Придет повар в сад, или не найдет сухого вишеннику, или искать не станет и с досады принимается рубить здоровые яблони.

Случится мне это увидеть, я кричу:

- Что ты это, брат? Бога ты не боишься: можно ли рубить хорошие плодовые деревья!

А он вместо ответа пустит площадное ругательство и прибавит:

- А ты что за птица - игумен что ли? Где ж мне взять дров-то? Время нечто ждет - мне обед варить надо!

Раз такой случай был на глазах Троекуровской игуменьи, матушки Макарии, вышедшей со мной в сад на прогулку. И удивлялась же она, глядя на наши порядки!..

На монастырской земле, за гостиницей, была удобная земля и довольно пространное место. О нем еще и раньше благодетель обители. Лука Алексеевич Федотов, говорил игумену, как о месте, годном для разведения сада, но сказанное доброе слово, по заведенному у нас обычаю, было основательно позабыто. И решился я напомнить игумену благом совет Луки Алексеевича.

Нетерпеливо выслушал мое предложение игумен и воскликнул:

- А мне какая нужда рассаживать для других - дети они мои, что ли? Что я им - лакей разве?

- Неужели вам, батюшка, - сказал я, - неприятно теперь гулять в саду, посаженном, - спаси его, Господи! - игуменом Никоном, пользоваться весь год плодами да еще получать аренды больше чем двести рублей в год?

- Да, оно, конечно, хорошо! Только вот трудов много, да к тому же и денег, а где я их возьму?

- Зато, батюшка, поблагодарит вас потомство, когда будет отдыхать под тенью деревьев, вами посаженных, и пользоваться их плодами.

- Нужна мне очень его благодарность! Я уж тогда буду в могиле.

- Зато имя ваше не умрет в памяти благодарных сердец.

- Вот, чудак! Да ведь на это деньги, нужны да и народ.

- Денег немного нужно: сотня самых лучших трехлетних яблонь стоит пятнадцать рублей.

- Ну, что ж! Хватись-ка, ан рублей сто и надо? Да еще не отделаешься... да надо садовника, да надо поливать... А кому это? Для кого?.. Захотят, так сами и насадят. Поди-ка, нужно очень? Есть сад - чего еще?

- Сад этот, батюшка, уже устарел: вы видите, что деревья стали сохнуть, да и мороз их зимой крепко побил.

- Ну, брат, вот когда ты будешь игуменом, тогда и насадишь, а у меня для этого денег нету!

Так отрезал мне игумен и уже хотел, видимо, прекратить разговор, но я не отставал.

- Неужели, батюшка, - остановил я его, - вам жалко для столь полезного дела ста рублей?

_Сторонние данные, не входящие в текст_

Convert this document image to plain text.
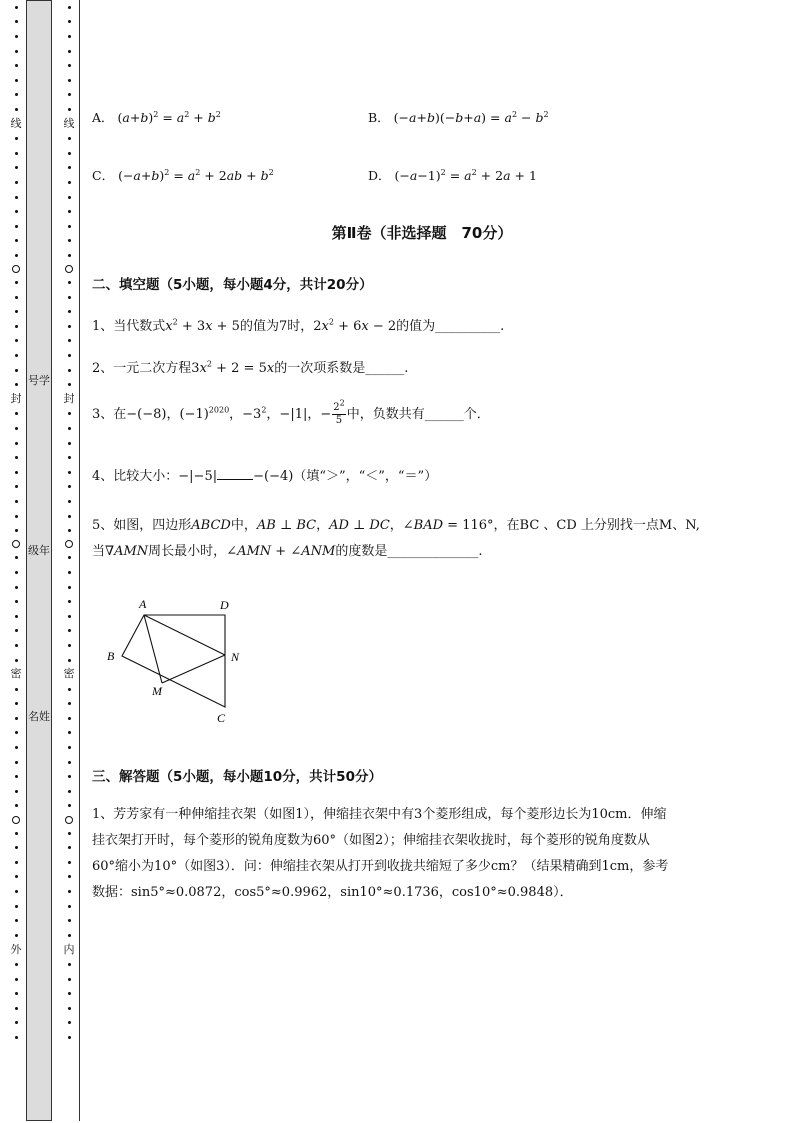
线
封
密
外
线
封
密
内
号学
级年
名姓
A． $(a+b)^2 = a^2 + b^2$	B． $(-a+b)(-b+a) = a^2 - b^2$
C． $(-a+b)^2 = a^2 + 2ab + b^2$	D． $(-a-1)^2 = a^2 + 2a + 1$
第Ⅱ卷（非选择题　70分）
二、填空题（5小题，每小题4分，共计20分）
1、当代数式$x^2 + 3x + 5$的值为7时，$2x^2 + 6x - 2$的值为__________.
2、一元二次方程$3x^2 + 2 = 5x$的一次项系数是______.
3、在−(−8)，$(-1)^{2020}$，$-3^2$，−|1|，− $\frac{2^2}{5}$ 中，负数共有______个．
4、比较大小：−|−5|	−(−4)（填“＞”，“＜”，“＝”）
5、如图，四边形ABCD中，AB ⊥ BC，AD ⊥ DC，∠BAD = 116°，在BC 、CD 上分别找一点M、N,
当∇AMN周长最小时，∠AMN + ∠ANM的度数是______________.
三、解答题（5小题，每小题10分，共计50分）
1、芳芳家有一种伸缩挂衣架（如图1），伸缩挂衣架中有3个菱形组成，每个菱形边长为10cm．伸缩
挂衣架打开时，每个菱形的锐角度数为60°（如图2）；伸缩挂衣架收拢时，每个菱形的锐角度数从
60°缩小为10°（如图3）．问：伸缩挂衣架从打开到收拢共缩短了多少cm？（结果精确到1cm，参考
数据：sin5°≈0.0872，cos5°≈0.9962，sin10°≈0.1736，cos10°≈0.9848）．
A	D
B	N
M
C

Ямки покопать и поливать мы можем братией сами - вы только благословите - и многие с радостью примутся за дело.

- Тебе говорят, - выказал уже некоторое нетерпение игумен, - говорят тебе, что денег нету. Ну, что ты пристал? Эка, подумаешь, попечитель какой: за двадцать лет вперед думает! Не твое это дело - ступай, внимай себе: без тебя обитель четыреста лет стояла: и тебя не будет, останется стоять. Надо на это сперва приготовить деньги.

- Да вы, батюшка, вот уже три года готовите, а все говорите денег нет...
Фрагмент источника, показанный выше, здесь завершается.